CBL Corp FPO (ASX: CBL) shares were in focus on Monday after the specialist insurance company filed a trading update with the ASX.
CBL Corporation is a $700 million specialist insurance and reinsurance company with offices around the world, including in parts of Europe and New Zealand.
This morning, CBL Corp announced that revenue for its 2017 financial year would be 35% higher than last year, up from its previous guidance of between 12% and 15% growth.
Unfortunately, a $100 million adjustment to its future claims reserves and a $44 million write-off of receivables will push the group towards a loss between $75 million to $85 million for its full year.
These “one-off” items are a result of the long-tail in its French construction insurance business and a detailed examination of its SFS business, CBL Corp said.
“Of the approx. $100m reserve adjustment, less than $10m is in respect of the FY17 year,” CBL Corp noted. “Normalising prior year components of the future claims reserve strengthening, CBL expects its underlying overall Combined Loss Ratio across the Group will be consistent across the current and prior years.”
However, as a result of the adjustments, CBL Corp will require a capital raising to bolster its capital position.

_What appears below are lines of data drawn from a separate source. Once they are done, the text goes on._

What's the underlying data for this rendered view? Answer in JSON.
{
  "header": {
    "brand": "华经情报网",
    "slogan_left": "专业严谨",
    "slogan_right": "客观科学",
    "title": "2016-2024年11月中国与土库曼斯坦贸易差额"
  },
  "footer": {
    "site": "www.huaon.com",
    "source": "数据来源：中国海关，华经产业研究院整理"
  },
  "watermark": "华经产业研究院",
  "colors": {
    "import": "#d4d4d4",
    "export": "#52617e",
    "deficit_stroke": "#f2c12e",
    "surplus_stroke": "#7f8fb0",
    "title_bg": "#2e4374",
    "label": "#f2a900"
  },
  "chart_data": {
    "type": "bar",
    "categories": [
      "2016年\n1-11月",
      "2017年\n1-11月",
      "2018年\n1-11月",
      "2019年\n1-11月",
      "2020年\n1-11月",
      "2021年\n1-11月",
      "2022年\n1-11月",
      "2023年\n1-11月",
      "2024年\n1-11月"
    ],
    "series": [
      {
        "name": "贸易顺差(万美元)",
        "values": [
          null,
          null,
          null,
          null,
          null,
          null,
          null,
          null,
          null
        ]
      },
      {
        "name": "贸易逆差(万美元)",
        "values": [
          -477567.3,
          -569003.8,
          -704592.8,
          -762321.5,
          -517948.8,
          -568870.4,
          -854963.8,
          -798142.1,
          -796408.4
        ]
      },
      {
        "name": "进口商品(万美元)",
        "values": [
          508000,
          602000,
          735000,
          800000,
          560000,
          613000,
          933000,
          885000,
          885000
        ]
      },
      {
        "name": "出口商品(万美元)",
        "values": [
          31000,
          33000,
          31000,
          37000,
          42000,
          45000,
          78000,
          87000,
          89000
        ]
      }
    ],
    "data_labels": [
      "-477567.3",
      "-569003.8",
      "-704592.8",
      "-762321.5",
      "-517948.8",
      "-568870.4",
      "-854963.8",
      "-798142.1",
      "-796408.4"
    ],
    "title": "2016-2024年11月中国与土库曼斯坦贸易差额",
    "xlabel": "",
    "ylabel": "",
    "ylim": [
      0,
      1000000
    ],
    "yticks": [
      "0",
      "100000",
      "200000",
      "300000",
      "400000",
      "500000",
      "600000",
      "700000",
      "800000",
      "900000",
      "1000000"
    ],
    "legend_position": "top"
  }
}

It will update the market in time.
“The reserve strengthening is required and although disappointing, clearly the recommended levels of reserving for our French products have been too low in the past,” CBL Group CEO, Peter Harris said.
“The better visibility over our data from this long-tail business provides more certainty and allows better focus on optimising levels of capital deployed to write this business.”